Here are some of the factors we have seen that drive transfer of control:
Emotional attachment to the business. This refers to the level of emotional attachment that the first generation has to the business. We must remember that the business has been the centre of the first generation’s existence for many years and while it is natural and expected that there will be emotional attachment, it is critical that this level of attachment decline as the transfer gets closer. Again, this is a personal issue for the first generation and it is important that, among other things, the first generation has defined a next chapter that involves things that are non-business, such as personal activities that can occupy and fulfill their daily lives.
Management style of the first generation. This refers to the first generation’s evolving management style in the business. To achieve transfer of control, the first generation would have to evolve to more of a nurturing role with successor family members. This sounds simple but it does require a shift in approach for most first generation owners because they likely built the business by taking control and being active in achieving the business objectives that were critical to the success of the business. Now, they have to adapt to no longer being either an operator or even a pilot of the business.
Confidence in the next generation. This can be wrapped up in a number of threads. The personal relationships between the generations can either improve or impair that confidence level. In addition, confidence is tied to trust; specifically, to what extent does the first generation trust the next generation to maintain and grow the family business into the future? The security of the first generation’s nest egg could depend on the maintenance and growth of the family business.

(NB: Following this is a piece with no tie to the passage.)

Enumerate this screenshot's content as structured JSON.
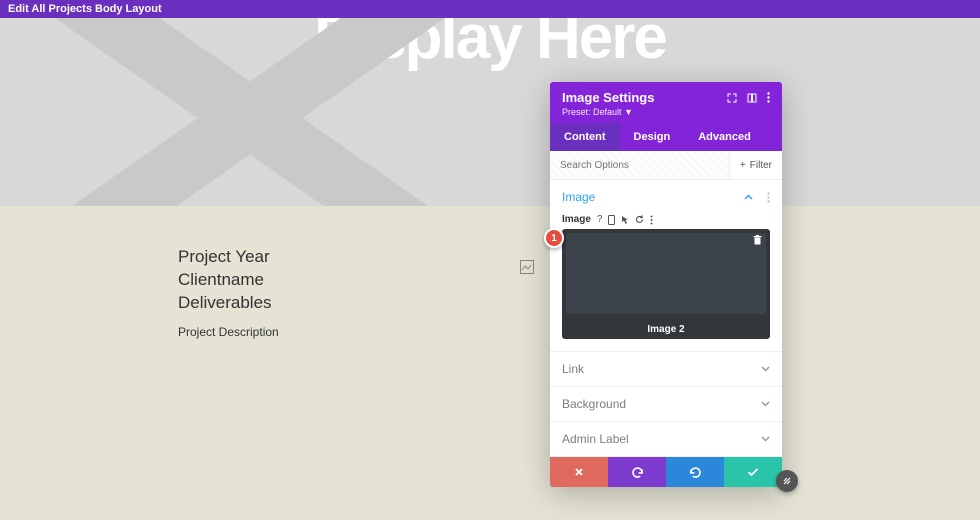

Control is a term that has many layers and factors.
Concluding comments
While the intergenerational transfer of the family business involves a complex set of tax, financial, and legal steps, those can, ironically, be the easier pieces of the intergenerational transition puzzle, compared with the other factors that many first generation owners face as they near retirement or semi-retirement. As accountants and business advisors, it is important that we understand these other factors in working with both generations to achieve this milestone in the family business life cycle.